Аплодировали даже правые, смутно припоминая, что царский строй был свергнут не
большевиками. Серизье отпил глоток воды и продолжал:
— …Et cette République des Soviets, — говорил он
необычайно мягко, склонив голову на бок. — Camarade, ai-ie besoin de dire
que je ne suis pas ni bolchevik, ni bolchevisant?[177] — Он даже слабо засмеялся: так невероятно
было подобное предположение. — Il у a certainement des choses que nous
autres, Occidentaux, ne saurions ni comprendre ni accepter…[178] — Улыбка стерлась с его лица, оно приняло
грустное и нахмуренное выражение: под этим choses[179] Серизье разумел большевистский
террор. — Je me réserve pour les débats ni ultérieurs, pour notre futur
congrès, l’examen des precédés de la dictature révolutionnaire. Mais, sans copier ni approuver la méthode de ceux qui transforment
la société capitaliste en société socialiste, ne condamnons pas de grands
révolutionnaires!.. Car grands revolutionnaires ils sont, oui camarades[180], — с
грустно-сочувственным выражением обратился он к русскому
столу, откуда слышался ропот. —
Et surtout nees condarnnons pas sans les avoir entendus! — N’oublions pas
que nous avons décidé d’envoyer une commission d’études en Russie. En attendant
cet effort de clarté entrepris dans un esprit fraternel à l’égard d’un grand
peuple, saluons, saluons ses efforts splendides, saluons avec enthousiasme les
victoires de la classe ouvrière russe![181]
Так он говорил минут двадцать, испытывая несравненное
наслаждение от борьбы, развивавшейся очень успешно. Контакт со слушателями был
полный, — они все сочувственнее откликались почти на каждую его фразу.
Клервилль из своей ложи хмуро смотрел на Серизье. Личная неприязнь его к этому
человеку теперь дополнялась общим раздражением против социалистов.
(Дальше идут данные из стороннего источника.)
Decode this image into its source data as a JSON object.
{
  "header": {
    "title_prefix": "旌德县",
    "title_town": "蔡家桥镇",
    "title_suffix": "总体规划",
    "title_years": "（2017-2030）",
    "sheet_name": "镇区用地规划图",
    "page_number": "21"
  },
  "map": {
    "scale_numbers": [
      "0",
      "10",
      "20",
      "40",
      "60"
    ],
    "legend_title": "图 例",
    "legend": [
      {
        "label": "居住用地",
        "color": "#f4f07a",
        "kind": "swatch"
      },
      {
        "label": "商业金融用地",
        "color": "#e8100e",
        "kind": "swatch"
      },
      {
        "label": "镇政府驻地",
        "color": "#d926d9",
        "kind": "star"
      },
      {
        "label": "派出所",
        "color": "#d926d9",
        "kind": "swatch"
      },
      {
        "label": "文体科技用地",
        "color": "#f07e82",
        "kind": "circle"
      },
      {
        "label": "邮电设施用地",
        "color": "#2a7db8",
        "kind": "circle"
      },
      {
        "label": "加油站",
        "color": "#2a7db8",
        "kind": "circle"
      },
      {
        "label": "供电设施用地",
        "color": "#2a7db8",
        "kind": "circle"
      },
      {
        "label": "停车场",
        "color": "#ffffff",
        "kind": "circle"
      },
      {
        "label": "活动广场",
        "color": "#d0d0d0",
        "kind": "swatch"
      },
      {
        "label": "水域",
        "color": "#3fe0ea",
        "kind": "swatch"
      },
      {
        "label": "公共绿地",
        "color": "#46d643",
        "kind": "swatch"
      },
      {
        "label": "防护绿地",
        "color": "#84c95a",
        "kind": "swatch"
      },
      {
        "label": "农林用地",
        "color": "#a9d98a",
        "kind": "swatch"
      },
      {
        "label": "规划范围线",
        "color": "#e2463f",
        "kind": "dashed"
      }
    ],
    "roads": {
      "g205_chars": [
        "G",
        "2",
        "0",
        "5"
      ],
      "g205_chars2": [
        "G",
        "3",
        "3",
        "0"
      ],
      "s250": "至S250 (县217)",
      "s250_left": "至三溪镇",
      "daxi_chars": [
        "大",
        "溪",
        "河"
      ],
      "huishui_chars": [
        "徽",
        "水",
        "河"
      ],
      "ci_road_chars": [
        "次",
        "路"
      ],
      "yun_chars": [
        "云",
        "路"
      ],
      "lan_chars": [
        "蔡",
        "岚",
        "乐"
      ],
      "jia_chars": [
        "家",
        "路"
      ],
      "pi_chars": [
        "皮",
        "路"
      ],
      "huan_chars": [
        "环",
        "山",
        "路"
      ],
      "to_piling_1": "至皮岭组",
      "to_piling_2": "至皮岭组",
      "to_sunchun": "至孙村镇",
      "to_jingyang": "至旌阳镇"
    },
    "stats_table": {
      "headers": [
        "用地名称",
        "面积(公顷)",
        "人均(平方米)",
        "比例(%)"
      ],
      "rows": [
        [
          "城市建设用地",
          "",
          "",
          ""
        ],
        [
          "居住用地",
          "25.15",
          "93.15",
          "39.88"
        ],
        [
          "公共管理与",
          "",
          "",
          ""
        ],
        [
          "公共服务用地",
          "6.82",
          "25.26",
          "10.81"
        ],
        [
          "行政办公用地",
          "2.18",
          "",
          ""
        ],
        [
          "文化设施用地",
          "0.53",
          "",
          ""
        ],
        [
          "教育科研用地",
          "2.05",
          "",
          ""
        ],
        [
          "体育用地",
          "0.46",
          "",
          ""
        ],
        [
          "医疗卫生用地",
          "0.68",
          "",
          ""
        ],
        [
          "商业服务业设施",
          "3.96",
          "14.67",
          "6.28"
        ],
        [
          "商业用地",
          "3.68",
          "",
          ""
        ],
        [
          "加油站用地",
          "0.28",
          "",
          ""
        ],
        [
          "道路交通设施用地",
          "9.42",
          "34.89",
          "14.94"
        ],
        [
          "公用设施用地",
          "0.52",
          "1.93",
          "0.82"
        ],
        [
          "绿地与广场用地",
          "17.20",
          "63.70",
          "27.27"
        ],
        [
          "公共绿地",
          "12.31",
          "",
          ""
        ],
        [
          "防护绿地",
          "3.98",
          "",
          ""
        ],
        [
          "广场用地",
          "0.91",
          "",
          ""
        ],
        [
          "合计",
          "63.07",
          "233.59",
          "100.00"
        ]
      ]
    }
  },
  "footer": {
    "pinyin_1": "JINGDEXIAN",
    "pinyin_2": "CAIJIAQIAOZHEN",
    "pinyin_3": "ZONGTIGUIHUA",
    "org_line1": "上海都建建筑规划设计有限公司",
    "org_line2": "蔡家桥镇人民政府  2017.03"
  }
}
Ему даже
было досадно, что он оказался на этой конференции, хотя бы и на местах для
посторонней публики. «Может быть, в самом деле, во мне говорит сословное или классовое
чувство?.. Но какими же все-таки дураками, верно, считает своих слушателей этот
беззастенчивый демагог! Чего, собственно, он хочет? Принятия его резолюции?
Кому интересна его резолюция? Ее напечатает одна газета из десяти, а помнить ее
через три дня будет один читатель из тысячи. Слава же, — с насмешкой думал
Клервилль, — слава от резолюции, вдобавок, разделится между всеми левыми
вождями… Так и при матче в футболе победа сама по себе ни для чего не нужна, и
слава дробится между всей победоносной командой… Господи, что он говорит!..»
Серизье осторожно доказывал, что собственно, и победой своей союзники отчасти
обязаны большевикам, разлагающему действию их пропаганды на войска германского
императора. Эта фарадеевская линия, впрочем, не вполне удалась. «C’est stupide,
се que vous dites là!»[182] —
закричал, не выдержав, правый французский социалист. За грузинским столом
вскочил в бешенстве один из делегатов. Но в других частях зала, и особенно на
местах для публики, рукоплесканья становились все дружнее. Серизье встретился
глазами с грузинским делегатом, — он знал, что это очень сильный и
талантливый противник, — и, опершись обеими руками на стол, продолжал,
повысив сильно голос и отчеканивая каждое слово.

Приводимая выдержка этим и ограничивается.